Aquí, al igual que en épocas de Hitler en Alemania, se incendiaron miles de páginas “opositoras al régimen”, “zurdas”, marxistas, con el argumento de que “incitaban al pensamiento subversivo y atentaban contra la familia, las instituciones y las buenas costumbres”, y demás criterios que los militares imponían de manera distorsionada al pueblo. En el fuego ardieron desde las páginas de Karl Marx hasta las de María Elena Walsh, libros de historia política y de matemática, cuentos rusos y también cuentos infantiles. La hoguera no discriminaba. Todos eran invitados por igual a desaparecer.
Como reflexión final, podemos condenar, rememorar y tener presente el recuerdo de la trágica quema y censura de libros para que jamás vuelva a restringirse la libertad de expresarnos y leer lo que nos plazca, sin que ningún poderoso nos lo imponga desde arriba. Pero por otro lado, creo que no debemos conformarnos con eso. Hoy en día, a pesar de la amplia libertad con la que contamos, a la hora de elegir qué leer y cómo hacerlo, sumando a ello el “boom de Internet”, miles de pensamientos siguen siendo quemados aunque claro, no de manera directa.
Centenares de escritores que no cuentan con los recursos económicos para publicar sus textos y difundirlos; miles de libros que el mercado (como antes lo hacía el fuego) condena a la marginación, imprimiendo más ejemplares de Paulo Coelho que de Eward Said o Herbert Marcuse; los medios masivos de comunicación que juegan un rol fundamental a la hora de promover un libro u otro; la mercantilización, cada vez más importante, del arte y la cultura y los criterios editoriales basados, no en el contenido, sino en si “esto vende o no”.

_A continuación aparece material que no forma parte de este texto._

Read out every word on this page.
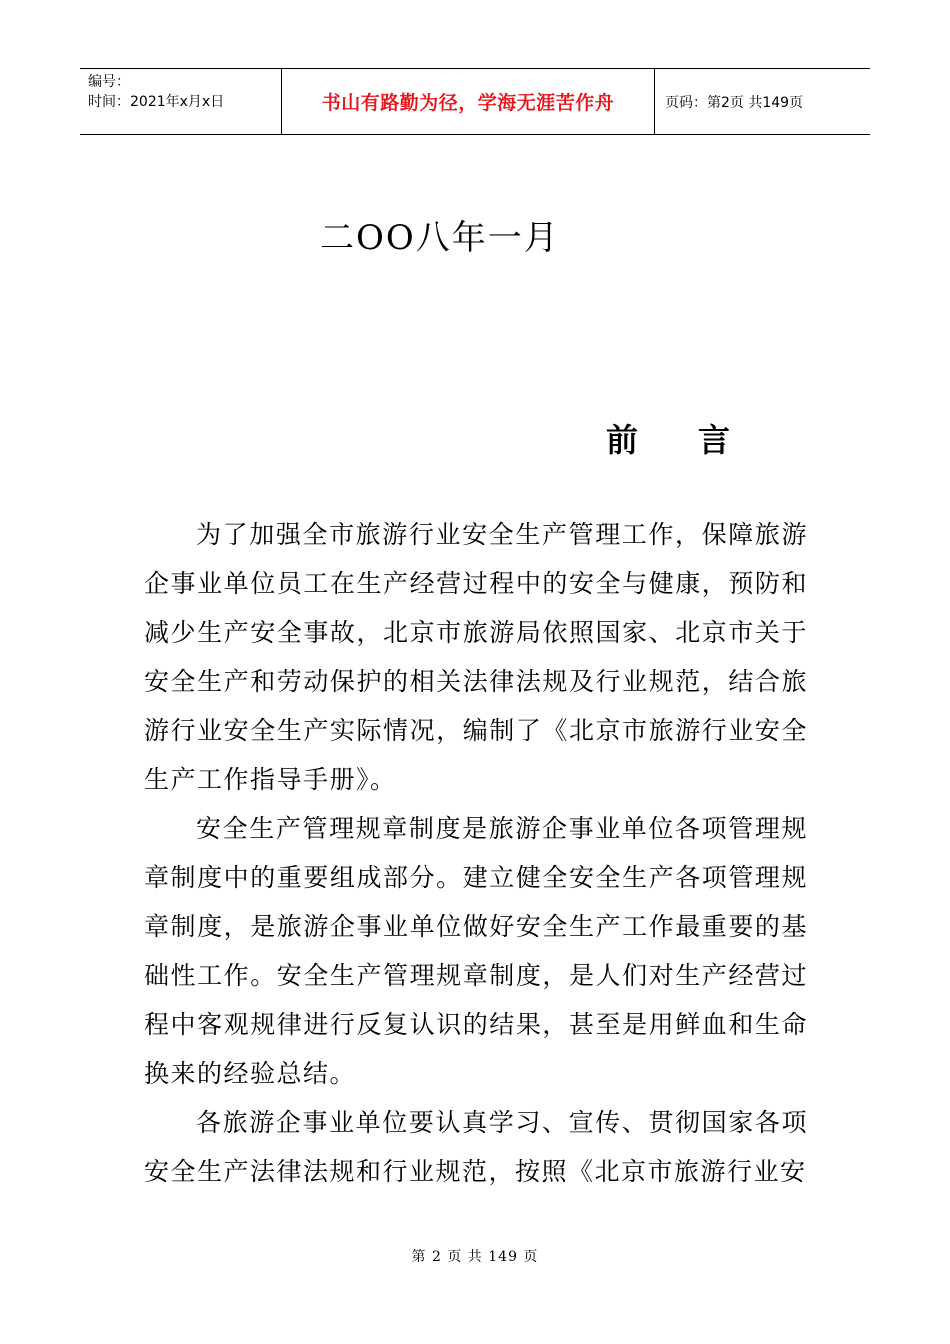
编号：
时间：2021年x月x日	书山有路勤为径，学海无涯苦作舟	页码：第2页 共149页
二OO八年一月
前言

为了加强全市旅游行业安全生产管理工作，保障旅游企事业单位员工在生产经营过程中的安全与健康，预防和减少生产安全事故，北京市旅游局依照国家、北京市关于安全生产和劳动保护的相关法律法规及行业规范，结合旅游行业安全生产实际情况，编制了《北京市旅游行业安全生产工作指导手册》。

安全生产管理规章制度是旅游企事业单位各项管理规章制度中的重要组成部分。建立健全安全生产各项管理规章制度，是旅游企事业单位做好安全生产工作最重要的基础性工作。安全生产管理规章制度，是人们对生产经营过程中客观规律进行反复认识的结果，甚至是用鲜血和生命换来的经验总结。

各旅游企事业单位要认真学习、宣传、贯彻国家各项安全生产法律法规和行业规范，按照《北京市旅游行业安

第 2 页 共 149 页
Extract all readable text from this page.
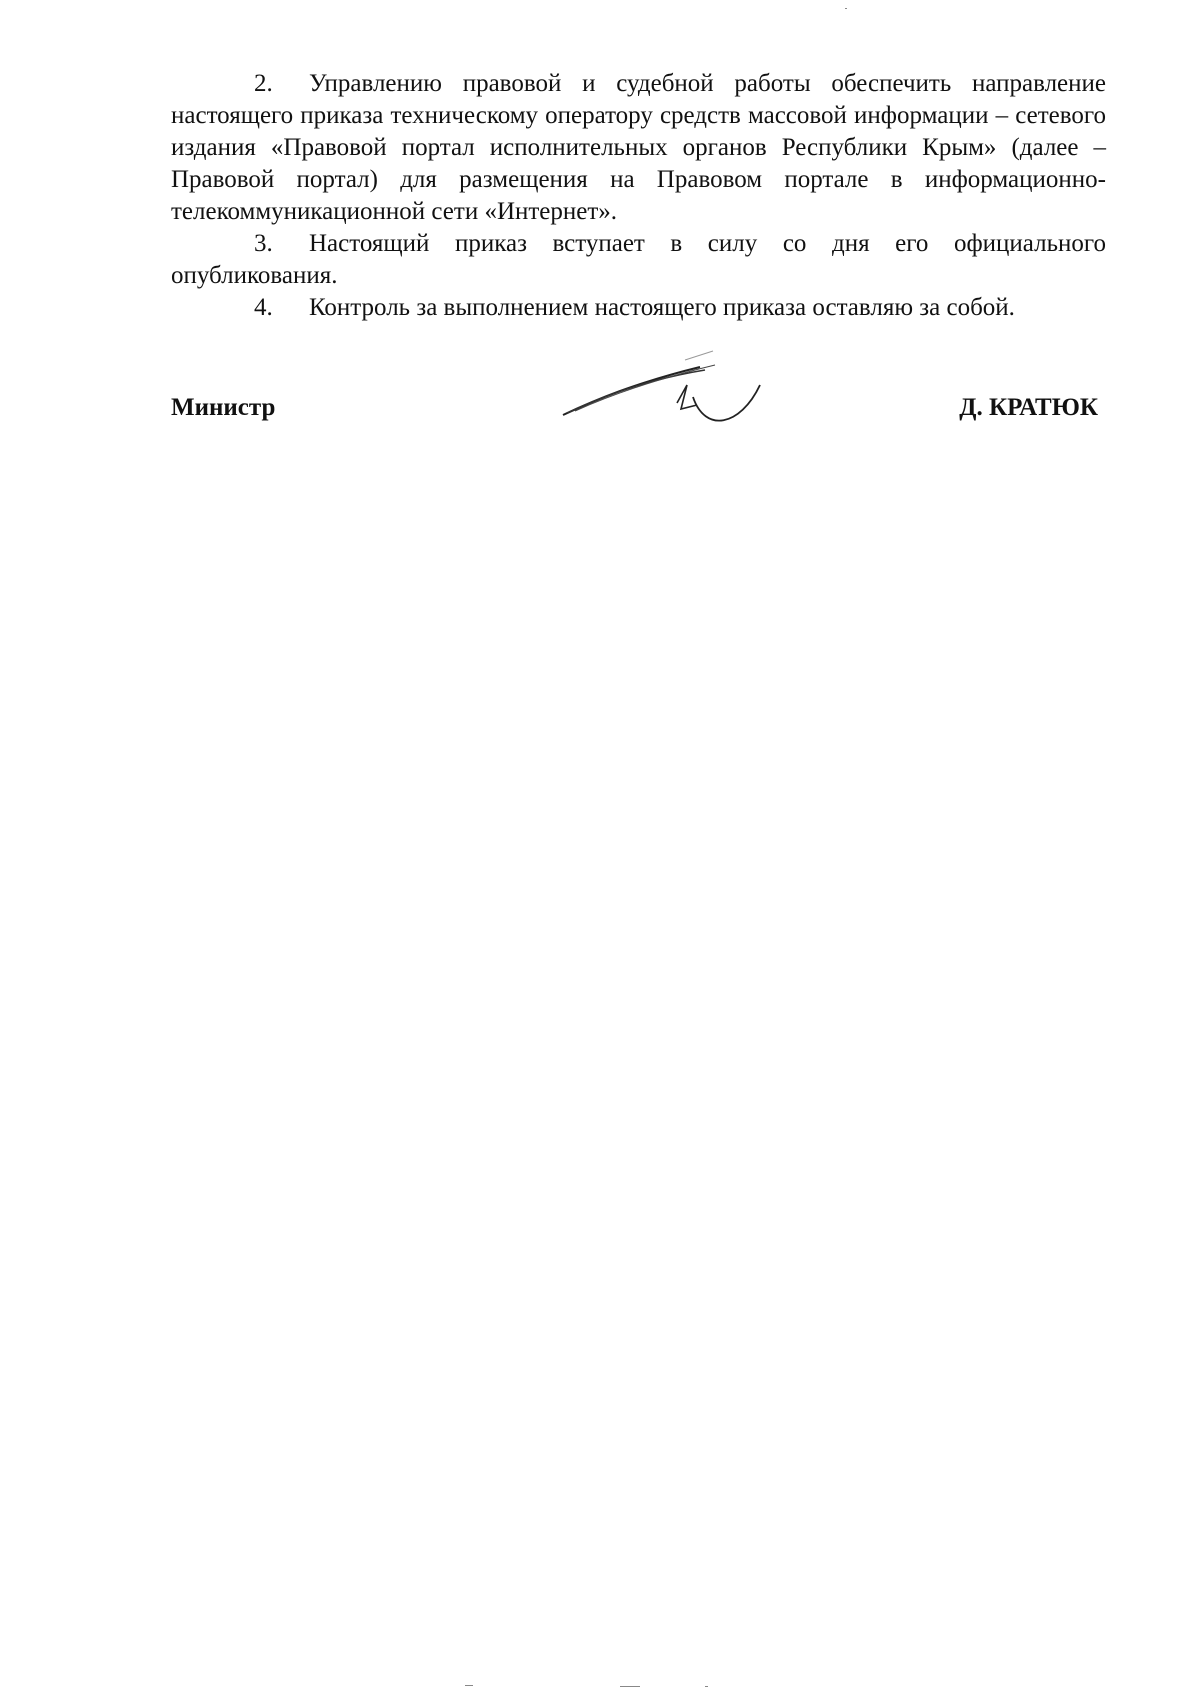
2. Управлению правовой и судебной работы обеспечить направление настоящего приказа техническому оператору средств массовой информации – сетевого издания «Правовой портал исполнительных органов Республики Крым» (далее – Правовой портал) для размещения на Правовом портале в информационно-телекоммуникационной сети «Интернет».

3. Настоящий приказ вступает в силу со дня его официального опубликования.

4. Контроль за выполнением настоящего приказа оставляю за собой.

Министр	Д. КРАТЮК
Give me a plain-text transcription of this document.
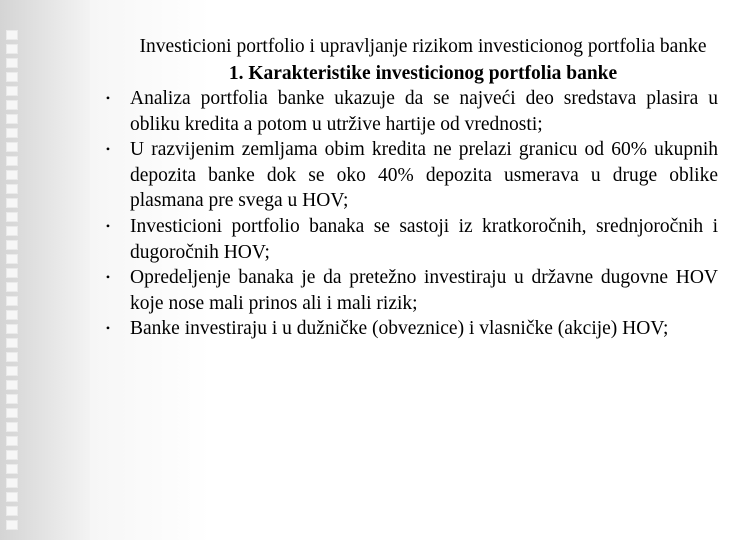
Investicioni portfolio i upravljanje rizikom investicionog portfolia banke
1. Karakteristike investicionog portfolia banke
•	Analiza portfolia banke ukazuje da se najveći deo sredstava plasira u obliku kredita a potom u utržive hartije od vrednosti;
•	U razvijenim zemljama obim kredita ne prelazi granicu od 60% ukupnih depozita banke dok se oko 40% depozita usmerava u druge oblike plasmana pre svega u HOV;
•	Investicioni portfolio banaka se sastoji iz kratkoročnih, srednjoročnih i dugoročnih HOV;
•	Opredeljenje banaka je da pretežno investiraju u državne dugovne HOV koje nose mali prinos ali i mali rizik;
•	Banke investiraju i u dužničke (obveznice) i vlasničke (akcije) HOV;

Debemos estar atentos a estos fenómenos y desde nuestro lugar, sería muy valioso pelear por nuestro derecho a leer todo, a publicar un libro de manera accesible y a tener una oferta variada de lectura que exceda cuestiones mercantiles. No digo que todos seamos escritores o que quememos los libros de Coelho, esto último sería dar un salto brutal hacia atrás. Sólo sugiero que abramos los ojos y no nos relajemos ante una aparente libertad, ya que aún hoy, muchas ideas se mantienen escondidas y aguardando en las sombras, como los pájaros prohibidos de Galeano. Ese es el bibliocausto del siglo XXI.